We found the doctor and the sculptor.
The hotel was informed that Camilla was ill, and that the symptom pointed to typhoid fever. Naturally, she kept her room. That day the sculptor, a young American, who said that a thing was ‘bully’ when he meant it was good, arrived, and took a mask of Camilla’s head. By the way, this was a most tedious and annoying process. The two straws through which the poor girl had to breathe while her face was covered with that white stuff—! Oh, well, I needn’t go into that.
The next day typhoid fever was definitely announced. Hotels generally prefer these things to be kept secret, but we published it everywhere—it was part of our plan. In a few hours the entire Rue St. Augustin was aware that the English bride recently arrived from London was down with typhoid fever.
The disease ran its course.
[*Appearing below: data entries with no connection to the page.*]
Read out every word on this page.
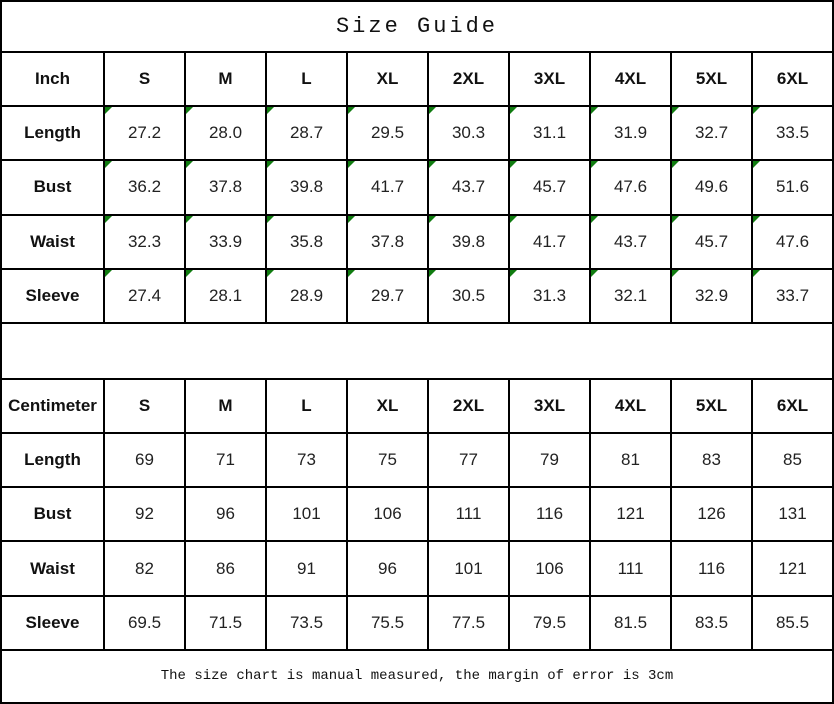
Size Guide									
Inch	S	M	L	XL	2XL	3XL	4XL	5XL	6XL
Length	27.2	28.0	28.7	29.5	30.3	31.1	31.9	32.7	33.5
Bust	36.2	37.8	39.8	41.7	43.7	45.7	47.6	49.6	51.6
Waist	32.3	33.9	35.8	37.8	39.8	41.7	43.7	45.7	47.6
Sleeve	27.4	28.1	28.9	29.7	30.5	31.3	32.1	32.9	33.7

Centimeter	S	M	L	XL	2XL	3XL	4XL	5XL	6XL
Length	69	71	73	75	77	79	81	83	85
Bust	92	96	101	106	111	116	121	126	131
Waist	82	86	91	96	101	106	111	116	121
Sleeve	69.5	71.5	73.5	75.5	77.5	79.5	81.5	83.5	85.5
The size chart is manual measured, the margin of error is 3cm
Sometimes Camilla was better, sometimes worse. Then all of a sudden a haemorrhage supervened, and the young wife died, and the young husband was stricken with trouble and grief. The whole street mourned. The death even got into the Paris dailies, and the correspondence column of the Paris edition of the New York Herald was filled with outcries against the impurities of Parisian water.
It was colossal. I laughed, Polycarp.
My mind unhinged by sorrow, I insisted on taking the corpse to London for burial. I had a peculiar affection for the Brompton Cemetery, though neither her ancestors nor mine had been buried there. I insisted on Darcy accompanying me. The procession left the Rue St. Augustin, and the hotel was disinfected. This alone cost me a thousand francs. I gave the sculptor one thousand five hundred, and the doctor two thousand. Then there were the expenses of the journey with the coffin. I forget the figure, but I know it was prodigious.
But I was content. For, of course, Camilla was not precisely in that coffin. Camilla had not been suffering from precisely typhoid fever. In strict fact, she had never been ill the least bit in the world. In strict fact, she had been spirited out of the hotel one night, and at the very moment when her remains were crossing the Channel in charge of an inconsolable widower, she was in the middle of the Mediterranean on a steamer. The coffin contained a really wonderful imitation of her outward form, modelled and coloured by the American sculptor in a composition consisting largely of wax. The widower’s one grief was that he was forced to separate himself from his life’s companion for a period of, at least, a week.
A pretty enough scheme, wasn’t it, Polycarp? We shall shortly bury the wax effigy in Brompton Cemetery, with the assistance of Hugo’s undertakers, and a parson or so, and grave-diggers, and registrars of deaths, and so on and so on. Louis Ravengar will breathe again, thankful that typhoid fever has relieved him of an unpleasant incubus, and since Camilla is underground, he will speedily forget all about her. She will be absolutely safe from him. The inconsolable widower will ostentatiously seek distraction in foreign travel, and in a fortnight, at most, will, under another name, resume his connubial career in a certain villa unsurpassed, I am told, for its picturesque situation.